Yes, lint constantly swears at this, but how to cope with it in a different way is not obvious to me yet, but I don’t get QTBUG with PoC on this topic yet.

UPDATE : in Qt 5.12.3 (perhaps, I didn’t check it a bit earlier), the bug with QtActivity.onDestroy () hanging was fixed when the service was started, this workaround is no longer needed.

The lack of an errorBlock call when VKBatchRequest is canceled

I widely use batch requests to ease the load on VK servers, and it was for Android (everything works fine for iOS) I had a problem - if VKBatchRequest was canceled, errorBlock was not called for canceled requests. Fixed this problem in the local version of the library, made the corresponding patch and pull request of this patch, but again it is still hanging in the unexamined.

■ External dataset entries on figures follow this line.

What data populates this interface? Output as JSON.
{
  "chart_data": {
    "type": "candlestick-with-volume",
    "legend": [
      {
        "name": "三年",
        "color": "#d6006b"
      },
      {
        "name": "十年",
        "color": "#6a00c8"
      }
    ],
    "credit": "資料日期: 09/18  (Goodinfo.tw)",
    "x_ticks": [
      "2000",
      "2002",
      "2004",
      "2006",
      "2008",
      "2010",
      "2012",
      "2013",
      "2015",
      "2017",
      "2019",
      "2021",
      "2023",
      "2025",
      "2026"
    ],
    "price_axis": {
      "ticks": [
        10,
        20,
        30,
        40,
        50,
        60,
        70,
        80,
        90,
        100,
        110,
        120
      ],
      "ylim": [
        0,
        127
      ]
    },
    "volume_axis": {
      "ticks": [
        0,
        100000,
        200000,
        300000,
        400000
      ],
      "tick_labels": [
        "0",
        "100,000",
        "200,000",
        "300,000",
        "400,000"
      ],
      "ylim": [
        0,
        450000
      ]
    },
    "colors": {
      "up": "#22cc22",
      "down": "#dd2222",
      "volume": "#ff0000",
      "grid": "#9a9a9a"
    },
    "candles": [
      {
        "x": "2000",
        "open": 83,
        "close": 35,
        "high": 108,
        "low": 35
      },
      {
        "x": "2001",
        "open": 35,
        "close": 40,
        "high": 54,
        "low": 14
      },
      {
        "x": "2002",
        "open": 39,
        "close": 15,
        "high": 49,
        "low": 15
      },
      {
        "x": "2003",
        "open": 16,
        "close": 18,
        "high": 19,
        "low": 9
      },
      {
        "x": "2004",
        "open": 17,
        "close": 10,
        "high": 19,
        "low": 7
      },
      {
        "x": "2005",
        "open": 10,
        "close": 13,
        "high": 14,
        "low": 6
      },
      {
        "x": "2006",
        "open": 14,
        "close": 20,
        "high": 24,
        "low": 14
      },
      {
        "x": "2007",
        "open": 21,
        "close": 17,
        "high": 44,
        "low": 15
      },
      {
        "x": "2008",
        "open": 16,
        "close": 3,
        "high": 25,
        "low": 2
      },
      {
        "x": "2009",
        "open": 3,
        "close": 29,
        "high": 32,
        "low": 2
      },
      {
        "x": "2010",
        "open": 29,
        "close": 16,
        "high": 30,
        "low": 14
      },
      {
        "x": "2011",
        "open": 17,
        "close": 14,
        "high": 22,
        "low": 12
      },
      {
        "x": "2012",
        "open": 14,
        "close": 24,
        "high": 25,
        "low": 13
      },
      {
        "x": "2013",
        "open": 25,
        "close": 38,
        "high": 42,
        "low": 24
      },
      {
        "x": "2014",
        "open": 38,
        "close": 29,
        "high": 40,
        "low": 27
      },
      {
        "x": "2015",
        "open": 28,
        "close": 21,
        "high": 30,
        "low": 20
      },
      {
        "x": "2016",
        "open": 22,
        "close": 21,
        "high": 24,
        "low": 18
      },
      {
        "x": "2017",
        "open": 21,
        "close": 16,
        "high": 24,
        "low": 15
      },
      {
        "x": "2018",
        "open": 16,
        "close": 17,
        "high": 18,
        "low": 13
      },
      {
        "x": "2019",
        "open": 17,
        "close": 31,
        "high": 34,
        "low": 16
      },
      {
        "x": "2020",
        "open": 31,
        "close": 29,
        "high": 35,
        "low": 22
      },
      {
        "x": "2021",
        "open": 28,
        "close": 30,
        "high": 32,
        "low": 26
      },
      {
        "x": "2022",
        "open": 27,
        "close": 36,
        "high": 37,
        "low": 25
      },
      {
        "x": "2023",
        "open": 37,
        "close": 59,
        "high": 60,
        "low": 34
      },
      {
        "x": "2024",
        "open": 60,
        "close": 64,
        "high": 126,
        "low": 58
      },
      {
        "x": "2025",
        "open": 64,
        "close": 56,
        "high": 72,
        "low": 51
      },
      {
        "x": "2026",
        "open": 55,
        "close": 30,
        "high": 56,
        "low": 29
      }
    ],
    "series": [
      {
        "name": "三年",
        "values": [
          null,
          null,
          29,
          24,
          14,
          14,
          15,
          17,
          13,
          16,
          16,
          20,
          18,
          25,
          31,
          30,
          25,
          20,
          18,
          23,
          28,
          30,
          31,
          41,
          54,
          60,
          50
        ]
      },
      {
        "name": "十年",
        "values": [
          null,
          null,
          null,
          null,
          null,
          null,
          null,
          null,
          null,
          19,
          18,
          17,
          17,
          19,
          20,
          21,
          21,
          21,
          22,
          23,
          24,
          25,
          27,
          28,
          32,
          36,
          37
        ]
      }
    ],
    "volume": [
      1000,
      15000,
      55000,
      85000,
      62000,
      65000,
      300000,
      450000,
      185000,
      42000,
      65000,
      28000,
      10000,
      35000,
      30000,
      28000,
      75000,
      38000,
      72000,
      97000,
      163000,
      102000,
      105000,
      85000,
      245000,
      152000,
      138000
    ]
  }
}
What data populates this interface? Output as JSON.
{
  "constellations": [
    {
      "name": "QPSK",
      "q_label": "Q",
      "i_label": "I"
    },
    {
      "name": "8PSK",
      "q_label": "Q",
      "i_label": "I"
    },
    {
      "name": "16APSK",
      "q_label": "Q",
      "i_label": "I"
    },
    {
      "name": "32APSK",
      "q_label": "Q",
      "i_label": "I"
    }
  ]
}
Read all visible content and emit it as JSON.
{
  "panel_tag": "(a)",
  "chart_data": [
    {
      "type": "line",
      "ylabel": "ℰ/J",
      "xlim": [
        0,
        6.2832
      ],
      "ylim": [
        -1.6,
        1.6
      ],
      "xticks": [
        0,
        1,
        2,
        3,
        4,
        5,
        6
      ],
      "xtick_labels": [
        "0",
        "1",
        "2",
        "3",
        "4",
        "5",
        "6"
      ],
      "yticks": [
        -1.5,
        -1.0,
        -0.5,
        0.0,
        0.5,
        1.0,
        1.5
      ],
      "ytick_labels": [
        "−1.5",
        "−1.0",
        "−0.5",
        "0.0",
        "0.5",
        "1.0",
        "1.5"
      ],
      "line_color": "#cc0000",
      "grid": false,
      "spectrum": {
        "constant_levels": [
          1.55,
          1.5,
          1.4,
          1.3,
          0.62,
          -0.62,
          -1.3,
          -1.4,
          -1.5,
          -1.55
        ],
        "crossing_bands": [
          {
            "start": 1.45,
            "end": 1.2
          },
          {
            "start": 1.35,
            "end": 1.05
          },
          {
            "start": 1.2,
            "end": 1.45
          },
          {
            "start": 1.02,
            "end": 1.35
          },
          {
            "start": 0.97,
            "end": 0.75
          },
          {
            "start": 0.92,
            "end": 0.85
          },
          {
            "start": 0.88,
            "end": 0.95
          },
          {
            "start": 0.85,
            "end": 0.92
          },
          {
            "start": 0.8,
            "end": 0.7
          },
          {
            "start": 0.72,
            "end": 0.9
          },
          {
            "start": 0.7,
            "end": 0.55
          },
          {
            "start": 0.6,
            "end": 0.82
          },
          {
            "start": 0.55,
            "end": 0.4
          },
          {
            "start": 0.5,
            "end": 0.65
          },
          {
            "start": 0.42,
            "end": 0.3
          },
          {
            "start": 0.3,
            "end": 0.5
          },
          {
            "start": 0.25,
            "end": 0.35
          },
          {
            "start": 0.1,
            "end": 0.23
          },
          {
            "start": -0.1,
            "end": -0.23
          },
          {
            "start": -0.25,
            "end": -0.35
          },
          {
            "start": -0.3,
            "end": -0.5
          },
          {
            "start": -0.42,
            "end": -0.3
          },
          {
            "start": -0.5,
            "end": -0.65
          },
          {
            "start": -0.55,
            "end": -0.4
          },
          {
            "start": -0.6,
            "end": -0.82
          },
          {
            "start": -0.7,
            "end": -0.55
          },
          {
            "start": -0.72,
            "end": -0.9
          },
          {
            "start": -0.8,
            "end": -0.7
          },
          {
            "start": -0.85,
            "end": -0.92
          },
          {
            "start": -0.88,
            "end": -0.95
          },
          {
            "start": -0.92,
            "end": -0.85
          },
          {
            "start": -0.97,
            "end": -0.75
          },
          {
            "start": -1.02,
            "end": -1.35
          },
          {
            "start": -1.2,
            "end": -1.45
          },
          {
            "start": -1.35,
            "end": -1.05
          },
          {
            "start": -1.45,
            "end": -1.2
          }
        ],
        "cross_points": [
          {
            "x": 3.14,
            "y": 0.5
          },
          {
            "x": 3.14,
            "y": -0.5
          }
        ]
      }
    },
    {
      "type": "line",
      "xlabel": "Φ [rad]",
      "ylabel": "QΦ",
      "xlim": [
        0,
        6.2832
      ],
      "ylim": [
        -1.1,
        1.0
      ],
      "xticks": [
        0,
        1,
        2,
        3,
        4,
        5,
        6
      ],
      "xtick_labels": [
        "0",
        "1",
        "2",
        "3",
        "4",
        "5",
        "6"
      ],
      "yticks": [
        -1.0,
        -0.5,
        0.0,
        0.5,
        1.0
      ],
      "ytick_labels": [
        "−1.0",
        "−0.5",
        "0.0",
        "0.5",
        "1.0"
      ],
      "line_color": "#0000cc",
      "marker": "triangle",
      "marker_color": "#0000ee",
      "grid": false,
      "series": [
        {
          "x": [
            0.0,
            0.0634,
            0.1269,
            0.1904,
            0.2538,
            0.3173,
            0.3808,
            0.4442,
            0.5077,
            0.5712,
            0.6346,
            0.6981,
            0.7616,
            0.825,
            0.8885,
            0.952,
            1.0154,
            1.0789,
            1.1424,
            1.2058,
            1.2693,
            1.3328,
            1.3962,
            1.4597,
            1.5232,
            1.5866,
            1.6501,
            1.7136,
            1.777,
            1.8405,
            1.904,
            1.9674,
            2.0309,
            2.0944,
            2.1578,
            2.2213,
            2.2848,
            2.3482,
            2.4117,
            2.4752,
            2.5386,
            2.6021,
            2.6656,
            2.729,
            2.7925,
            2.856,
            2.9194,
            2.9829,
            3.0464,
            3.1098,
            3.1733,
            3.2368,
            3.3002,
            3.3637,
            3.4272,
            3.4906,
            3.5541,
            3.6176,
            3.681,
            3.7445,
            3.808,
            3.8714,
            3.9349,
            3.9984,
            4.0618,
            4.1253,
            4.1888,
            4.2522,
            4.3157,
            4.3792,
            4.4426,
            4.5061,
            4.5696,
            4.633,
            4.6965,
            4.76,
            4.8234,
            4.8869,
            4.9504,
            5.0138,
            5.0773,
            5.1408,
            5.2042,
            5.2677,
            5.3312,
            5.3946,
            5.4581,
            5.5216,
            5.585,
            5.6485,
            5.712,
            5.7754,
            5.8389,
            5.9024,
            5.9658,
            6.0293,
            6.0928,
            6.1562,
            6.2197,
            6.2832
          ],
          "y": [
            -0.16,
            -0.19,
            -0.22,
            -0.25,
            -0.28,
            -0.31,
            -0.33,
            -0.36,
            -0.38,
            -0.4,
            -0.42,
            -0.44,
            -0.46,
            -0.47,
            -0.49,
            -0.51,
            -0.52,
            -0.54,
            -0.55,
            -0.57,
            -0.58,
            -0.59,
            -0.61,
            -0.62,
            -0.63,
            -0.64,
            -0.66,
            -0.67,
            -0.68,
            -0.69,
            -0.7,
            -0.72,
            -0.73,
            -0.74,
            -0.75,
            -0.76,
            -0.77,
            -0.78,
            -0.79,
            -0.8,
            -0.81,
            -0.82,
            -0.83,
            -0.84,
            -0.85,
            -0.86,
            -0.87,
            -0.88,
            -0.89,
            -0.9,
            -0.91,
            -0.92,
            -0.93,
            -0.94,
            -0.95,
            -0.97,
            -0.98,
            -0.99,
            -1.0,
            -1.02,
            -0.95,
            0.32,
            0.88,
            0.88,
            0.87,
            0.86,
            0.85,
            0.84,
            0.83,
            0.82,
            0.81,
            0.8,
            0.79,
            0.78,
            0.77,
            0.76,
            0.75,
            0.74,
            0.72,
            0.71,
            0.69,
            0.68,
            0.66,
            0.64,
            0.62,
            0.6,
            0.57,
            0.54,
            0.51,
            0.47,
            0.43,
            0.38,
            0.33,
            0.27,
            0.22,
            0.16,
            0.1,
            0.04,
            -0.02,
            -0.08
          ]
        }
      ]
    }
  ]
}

The iOS version of Apple has easily placed on the App Store, and it is available there to this day, the Android version lived on Google Play for a while until the Google Play Policy was tightened (it was prescribed that geo-location tracking applications should be clearly are intended either for family use, or for corporate use), after which my application was safely blocked there. At my appeal attempt, a Google employee in charge (or maybe it was a bot, now it’s not so obvious who answers your questions) relentlessly stated that "well, this application CAN BE USED NOT ONLY for family or corporate tracking" , to which I could not find, to argue - indeed, with a hammer, you can not only hammer in nails, but also pierce heads ... Placed the Android version in Yandex.

I would be glad if this application is useful to someone as a visual aid for clarifying some unobvious moments when writing a Qt-application for iOS / Android, especially related to the implementation of Android service on Qt (this functionality is relatively new, examples of implementation, I know, not so much). Also I will be glad to answer questions in the comments, if any.